Clap de fin pour les Jeux olympiques avec, pour la délégation française, le goût encore amer de la déception après un bilan en demi-teinte. Pour le Japon, qui a souhaité maintenir l’évènement dans un contexte sanitaire tendu, les Jeux olympiques ont constitué un défi sans précédent. Mais, à l’heure du bilan, Tokyo peut se féliciter d’avoir réussi à créer une bulle sanitaire autour des parties prenantes de l’évènement, limitant ainsi drastiquement le nombre de cas au sein de la communauté olympique. Pour la communauté scientifique, la réussite des Jeux prouve qu’une maîtrise de l’épidémie est possible, quand des mesures strictes sont appliquées et qu’une discipline collective se met en œuvre.
Une flambée des cas sans rapport avec les Jeux olympiques
Depuis le début du mois de juillet, le Japon connaît une recrudescence exponentielle du nombre de cas de Covid-19. De 1 500 cas par jour en moyenne à la fin du mois de juin, le Japon en dépiste aujourd’hui près de 13 000 selon les données du JHU CSSE Covid-19 Data, soit une hausse de 766 % en un peu plus d’un mois.
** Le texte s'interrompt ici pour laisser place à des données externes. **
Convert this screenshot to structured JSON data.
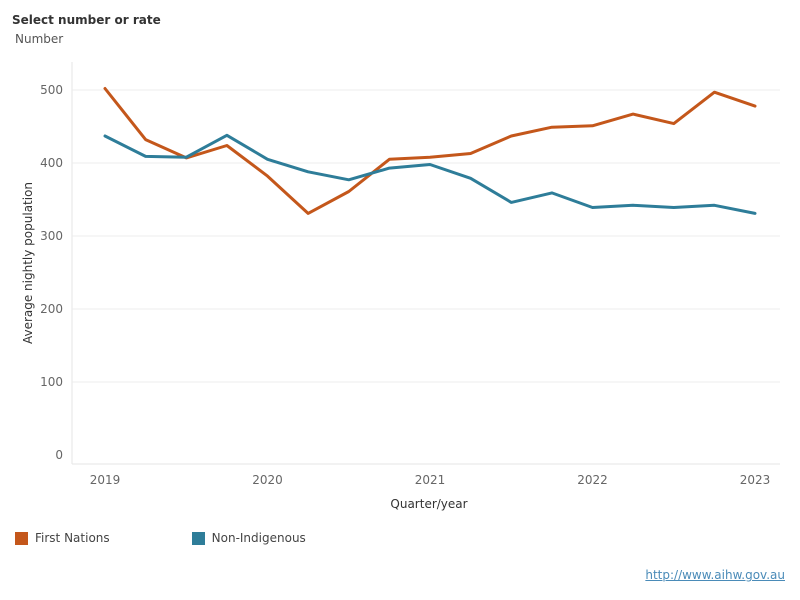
{
  "control": {
    "title": "Select number or rate",
    "selected": "Number"
  },
  "chart_data": {
    "type": "line",
    "xlabel": "Quarter/year",
    "ylabel": "Average nightly population",
    "x_ticks": [
      "2019",
      "2020",
      "2021",
      "2022",
      "2023"
    ],
    "y_ticks": [
      0,
      100,
      200,
      300,
      400,
      500
    ],
    "ylim": [
      0,
      530
    ],
    "grid": true,
    "legend_position": "bottom-left",
    "x": [
      "2019 Q1",
      "2019 Q2",
      "2019 Q3",
      "2019 Q4",
      "2020 Q1",
      "2020 Q2",
      "2020 Q3",
      "2020 Q4",
      "2021 Q1",
      "2021 Q2",
      "2021 Q3",
      "2021 Q4",
      "2022 Q1",
      "2022 Q2",
      "2022 Q3",
      "2022 Q4",
      "2023 Q1"
    ],
    "series": [
      {
        "name": "First Nations",
        "color": "#c4571b",
        "values": [
          502,
          432,
          407,
          424,
          382,
          331,
          361,
          405,
          408,
          413,
          437,
          449,
          451,
          467,
          454,
          497,
          478
        ]
      },
      {
        "name": "Non-Indigenous",
        "color": "#2e7d99",
        "values": [
          437,
          409,
          408,
          438,
          405,
          388,
          377,
          393,
          398,
          379,
          346,
          359,
          339,
          342,
          339,
          342,
          331
        ]
      }
    ]
  },
  "source": {
    "link_text": "http://www.aihw.gov.au"
  }
}
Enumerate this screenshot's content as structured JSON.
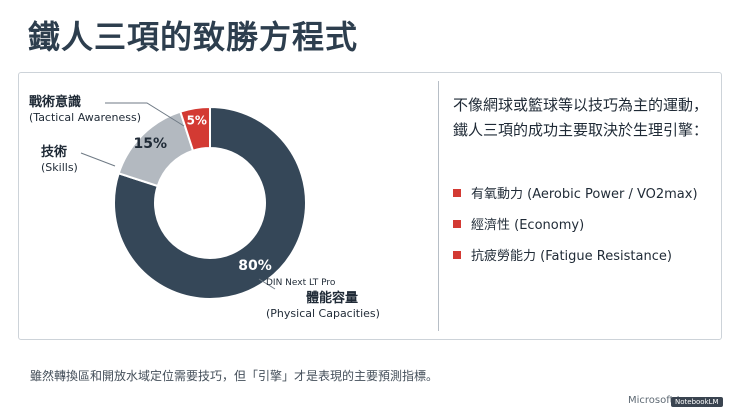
{
  "title": "鐵人三項的致勝方程式",
  "chart_data": {
    "type": "pie",
    "variant": "donut",
    "slices": [
      {
        "label": "體能容量",
        "sublabel": "(Physical Capacities)",
        "value": 80,
        "value_label": "80%",
        "color": "#354758"
      },
      {
        "label": "技術",
        "sublabel": "(Skills)",
        "value": 15,
        "value_label": "15%",
        "color": "#b3b9c0"
      },
      {
        "label": "戰術意識",
        "sublabel": "(Tactical Awareness)",
        "value": 5,
        "value_label": "5%",
        "color": "#d33a33"
      }
    ],
    "font_note": "DIN Next LT Pro"
  },
  "intro_text": "不像網球或籃球等以技巧為主的運動，鐵人三項的成功主要取決於生理引擎：",
  "factors": [
    "有氧動力 (Aerobic Power / VO2max)",
    "經濟性 (Economy)",
    "抗疲勞能力 (Fatigue Resistance)"
  ],
  "accent_color": "#d33a33",
  "footnote": "雖然轉換區和開放水域定位需要技巧，但「引擎」才是表現的主要預測指標。",
  "watermark_text": "Microsoft J",
  "watermark_logo": "NotebookLM"
}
Une augmentation imputable aux Jeux olympiques, comme le craignait une large partie de la population japonaise ? Pas du tout, selon la communauté scientifique, qui ne dresse aucune corrélation entre la hausse des cas et la tenue des JO. En effet, entre le 1er juillet et le 8 août, seuls 436 participants aux Jeux (athlètes, personnel, prestataires…) ont été testés positifs. Sur un total de 52 000 personnes accréditées. Surtout, le nombre de contaminations entre la communauté olympique et la population générale reste négligeable, selon les retours de terrain. Pour les sportifs, maintenus à l’abri dans une bulle sanitaire, seuls 29 d’entre eux ont été testés positifs. Les athlètes contaminés étaient contraints de s’entraîner à part, afin de préserver le reste des sportifs.
Selon Valérie Niquet, universitaire et spécialiste de la géopolitique de la Chine et de l’Asie du Sud-Est, « la flambée actuelle est d’abord et avant tout liée au variant Delta. Elle aurait eu lieu, JO ou pas JO ». Comme la plupart des pays du globe, le variant Delta submerge les populations du fait d’un taux de contagion largement supérieur aux précédents. Et le Japon, qui a globalement très bien géré les deux premières vagues avec moins de 15 000 morts à déplorer, ne fait pas exception.
Autre facteur explicatif de cette hausse exponentielle, la puissante défiance des Japonais face à la vaccination, qui reste encore très minoritaire dans la population, notamment en rapport aux pays occidentaux. Le 5 août, seuls 46 % des Japonais avaient reçu au moins une dose de vaccin et à peine 33 % d’entre eux avaient achevé leur parcours vaccinal. Un taux très largement insuffisant pour contenir l’avancée du variant Delta, d’autant que l’île a été jusqu’alors relativement épargnée par la Covid-19, rendant l’immunité naturelle des populations encore plus modérée qu’ailleurs.
Le tour de force de Tokyo pour éviter les contaminations
Véritable tour de force, le maintien d’un nombre de contaminations limitées au sein de la communauté olympique a été permis par le déploiement d’une bulle sanitaire sans précédent, interdisant les sorties du village olympique. Des contraintes globalement très bien respectées par les athlètes, à de rares exceptions près, comme l’équipe australienne de hockey sur gazon ou encore les judokas géorgiens. Des restrictions de déplacement accompagnées des mesures barrières traditionnelles, comme le part du masque obligatoire ou l’usage fréquent de gel hydroalcoolique hors des épreuves. Les spectateurs, de leurs côtés, n’étaient d’ailleurs pas admis dans les enceintes sportives.
Pour la communauté scientifique, qui a scruté les Jeux olympiques pour en tirer des données précieuses sur la diffusion de l’épidémie en vie réelle, la réussite japonaise serait la preuve qu’il est possible de « garder une pandémie à distance », affirme Brian McCloskey, président du panel d’experts indépendants présents aux Jeux olympiques de Tokyo pour les questions de santé. « Les mesures telles que la distanciation sociale, le port du masque, la désinfection des mains ainsi que les tests et le traçage ont fonctionné, lorsqu’elles ont été mises en œuvre en tant que package » poursuit l’expert, qui affirme que la gestion sanitaire des Jeux olympiques a constitué « une leçon très importante de Tokyo au reste du monde ». Et surtout, la réussite japonaise pourrait servir d’inspiration pour les futurs grands évènements à venir dans un monde encore dominé par la Covid-19.